Monday, January 23, 2006

Adventures in Knitting

I'll be the first to admit it. I spend way too much time watching TV. It's a bad habit I picked up when I worked in the film industry and realized that I could write off the cost of Direct TV on my taxes because it counted as "research and development".

I kind of miss being able to deduct reruns of "Married with Children". I learned so much about lighting from watching the way Al Bundy's bald spot was carefully back-lit from every angle. It brought so much confidence to my work realizing that if you could shoot the back of someone's shoulder from an interesting enough angle, any actor could play the menacing killer in a televised re-creation of a crime.

Now I need something else to justify countless hours spent staring at HBO re-runs, so I thought I would try and take up knitting. After all, there's only about 50 books on knitting and crocheting on the New Non-Fiction rack when I go to the town library, so at least if I needed to learn from a book it would be easy. I'm not even going to address the whole "Celebrities who knit" phenomenon. Suffice to say that the last time I cared what Kristen Dunst does while she's waiting on set was on "Mona Lisa Smile" when I had to wrangle cable around her. Besides, I think every woman needs to have at least one "girly" hobby to balance out all the extreme sports and other crap we tend to get suckered into. So I googled "learning to knit", printed out some pictures of the steps, and went to the craft store.

The site that I went to said that the basics to get started would be #8 knitting needles 14" in length, a small pair of scissors, worsted yarn medium weight and a yarn needle. I got to AC Moore on a really warm Saturday afternoon and found the knitting aisles jam packed with sweet little old ladies trying to locate just the right kittens and/or puppies-themed sweater pattern for their next great-grandchild. The knitting needles were clumped by brand in little islands through-out the knitting section so it took me about 15 minutes to find the pre-requisite #8, 14" needles. They looked like something Zhang Ziyi would use to fight off a horde of Mongolian bandits. Yarn needles were not in the sewing aisle. Eventually they were located in the knitting tools rack, deep in the heart of Yarn Country, being guarded by a bored 7-year-old who had apparently not been given her daily dose of Ritalin. I reached over her one woman performance of "Unicorn Princess Pony Saves the Day" and grabbed whatever said Yarn Needle in the biggest type. Now all I needed was to find some basic yarn.

This was like telling a woman to go into DSW and walk out with a pair of basic black pumps. There were 3 aisles of yarn, as well as, two floor to ceiling wall units stuffed with yarn along the wall. The only problem was that what looked like Medium yarn came in either black or day-glo reds and pinks. I wanted to knit something simple like a baby blanket and I couldn't picture swaddling the baby-to-be in black and nuclear red and day-glo pink. Finally I found a rainbow tie-dye yarn that said MEDIUM, WORSTED and one in a non-blinding rose. $22.10 and I was on my way home to learn how to knit.

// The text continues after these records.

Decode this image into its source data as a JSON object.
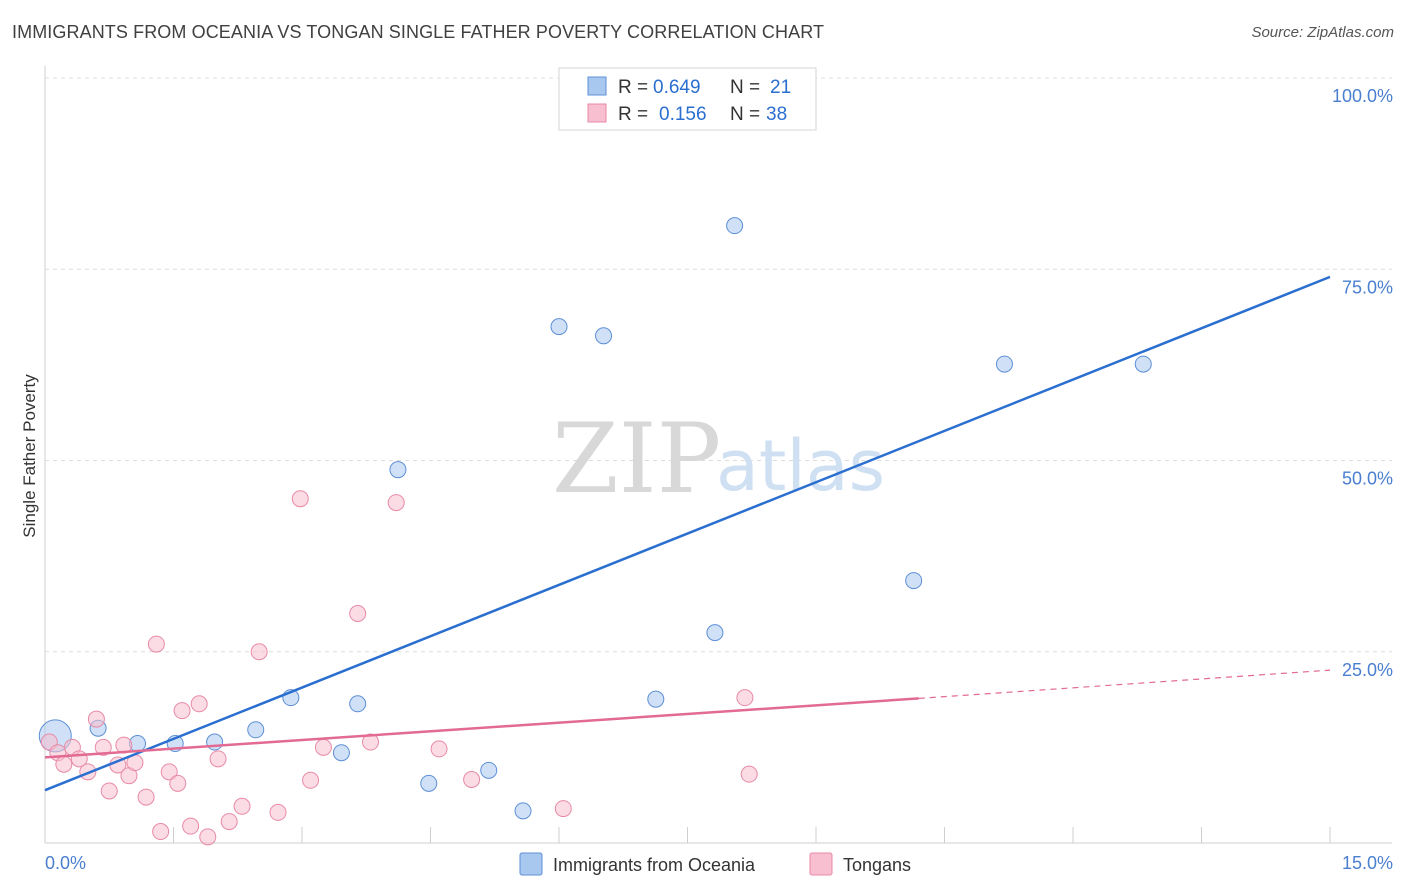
{
  "chart_data": {
    "type": "scatter",
    "title": "IMMIGRANTS FROM OCEANIA VS TONGAN SINGLE FATHER POVERTY CORRELATION CHART",
    "source": "Source: ZipAtlas.com",
    "xlabel": "",
    "ylabel": "Single Father Poverty",
    "xlim": [
      0,
      15
    ],
    "ylim": [
      0,
      100
    ],
    "x_tick_labels": [
      {
        "value": 0,
        "label": "0.0%"
      },
      {
        "value": 15,
        "label": "15.0%"
      }
    ],
    "y_tick_labels": [
      {
        "value": 25,
        "label": "25.0%"
      },
      {
        "value": 50,
        "label": "50.0%"
      },
      {
        "value": 75,
        "label": "75.0%"
      },
      {
        "value": 100,
        "label": "100.0%"
      }
    ],
    "watermark": {
      "zip": "ZIP",
      "atlas": "atlas"
    },
    "stats": [
      {
        "r_label": "R =",
        "r_value": "0.649",
        "n_label": "N =",
        "n_value": "21"
      },
      {
        "r_label": "R =",
        "r_value": "0.156",
        "n_label": "N =",
        "n_value": "38"
      }
    ],
    "series": [
      {
        "name": "Immigrants from Oceania",
        "color": "#a9c8f0",
        "stroke": "#5d8fd6",
        "line_color": "#2a6fd0",
        "trend": {
          "x": [
            0,
            15
          ],
          "y": [
            6.9,
            74.0
          ],
          "dashed_to": null
        },
        "points": [
          {
            "x": 0.12,
            "y": 14.0,
            "big": true
          },
          {
            "x": 0.62,
            "y": 15.0
          },
          {
            "x": 1.08,
            "y": 13.0
          },
          {
            "x": 1.52,
            "y": 13.0
          },
          {
            "x": 1.98,
            "y": 13.2
          },
          {
            "x": 2.46,
            "y": 14.8
          },
          {
            "x": 2.87,
            "y": 19.0
          },
          {
            "x": 3.46,
            "y": 11.8
          },
          {
            "x": 3.65,
            "y": 18.2
          },
          {
            "x": 4.12,
            "y": 48.8
          },
          {
            "x": 4.48,
            "y": 7.8
          },
          {
            "x": 5.18,
            "y": 9.5
          },
          {
            "x": 5.58,
            "y": 4.2
          },
          {
            "x": 6.0,
            "y": 67.5
          },
          {
            "x": 6.52,
            "y": 66.3
          },
          {
            "x": 7.13,
            "y": 18.8
          },
          {
            "x": 7.82,
            "y": 27.5
          },
          {
            "x": 8.05,
            "y": 80.7
          },
          {
            "x": 10.14,
            "y": 34.3
          },
          {
            "x": 11.2,
            "y": 62.6
          },
          {
            "x": 12.82,
            "y": 62.6
          }
        ]
      },
      {
        "name": "Tongans",
        "color": "#f7bfd0",
        "stroke": "#e88aa6",
        "line_color": "#e26a93",
        "trend": {
          "x": [
            0,
            10.2
          ],
          "y": [
            11.2,
            18.9
          ],
          "dashed_to": {
            "x": 15,
            "y": 22.6
          }
        },
        "points": [
          {
            "x": 0.05,
            "y": 13.2
          },
          {
            "x": 0.15,
            "y": 11.8
          },
          {
            "x": 0.22,
            "y": 10.3
          },
          {
            "x": 0.32,
            "y": 12.5
          },
          {
            "x": 0.4,
            "y": 11.0
          },
          {
            "x": 0.5,
            "y": 9.3
          },
          {
            "x": 0.6,
            "y": 16.2
          },
          {
            "x": 0.68,
            "y": 12.5
          },
          {
            "x": 0.75,
            "y": 6.8
          },
          {
            "x": 0.85,
            "y": 10.2
          },
          {
            "x": 0.92,
            "y": 12.8
          },
          {
            "x": 0.98,
            "y": 8.8
          },
          {
            "x": 1.05,
            "y": 10.5
          },
          {
            "x": 1.18,
            "y": 6.0
          },
          {
            "x": 1.3,
            "y": 26.0
          },
          {
            "x": 1.35,
            "y": 1.5
          },
          {
            "x": 1.45,
            "y": 9.3
          },
          {
            "x": 1.55,
            "y": 7.8
          },
          {
            "x": 1.6,
            "y": 17.3
          },
          {
            "x": 1.7,
            "y": 2.2
          },
          {
            "x": 1.8,
            "y": 18.2
          },
          {
            "x": 1.9,
            "y": 0.8
          },
          {
            "x": 2.02,
            "y": 11.0
          },
          {
            "x": 2.15,
            "y": 2.8
          },
          {
            "x": 2.3,
            "y": 4.8
          },
          {
            "x": 2.5,
            "y": 25.0
          },
          {
            "x": 2.72,
            "y": 4.0
          },
          {
            "x": 2.98,
            "y": 45.0
          },
          {
            "x": 3.1,
            "y": 8.2
          },
          {
            "x": 3.25,
            "y": 12.5
          },
          {
            "x": 3.65,
            "y": 30.0
          },
          {
            "x": 3.8,
            "y": 13.2
          },
          {
            "x": 4.1,
            "y": 44.5
          },
          {
            "x": 4.6,
            "y": 12.3
          },
          {
            "x": 4.98,
            "y": 8.3
          },
          {
            "x": 6.05,
            "y": 4.5
          },
          {
            "x": 8.17,
            "y": 19.0
          },
          {
            "x": 8.22,
            "y": 9.0
          }
        ]
      }
    ]
  }
}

I realized after a few minutes that who-ever had written the instructions I had printed out, had obviously never seen one of those "how to tie a knot" diagrams. There were drawings of a section of yarn in what looked like some kind of Book of Kells configuration, but no indication of which end came from where. Slip knot was easy enough to understand, but terms like "Purl" and "Casting on" were making me wish that there was some kind of "Rent-a-granny" service that one could call when faced with things like knitting and baking bread. During an episode of The Sopranos I managed to wrestle about 12 inches of yarn in some kind of configuration around my left knitting needle. I sat there looking at it thinking; "What now?"

I was under the mistaken impression that knitting was a process that had been set in stone for millenia and that there was one, inexorable way it was done. As I looked at my left needle and then back at the picture labelled "Basic Knit Stitch" I realized what the difference was. The needle in the picture had several neat rows of stitches dangling off it. My needle had one sorry-looking tangle of pink yarn secured by a shaky slip-knot. How did the extra rows come into being? Apparently, after I checked a couple of other websites, there were as many methods to "basic knitting" as there were kinds of yarn. One site would tell me to cast on one way, one site would have a slight variation, one site would be completely different. I tried a couple of different methods to transfer the cast-on stitches to the right needle to get a row going, but then remembered that our office Mummeleh is one of those people who sits on the commuter rail and makes afghans, I packed a knitting bag and hauled everything into the office to ask her. Turns out she only does Crochet, but at least she pointed me to a decent website.

Maybe this one will work. I need to do something constructive with my time while I'm watching 24 tonight.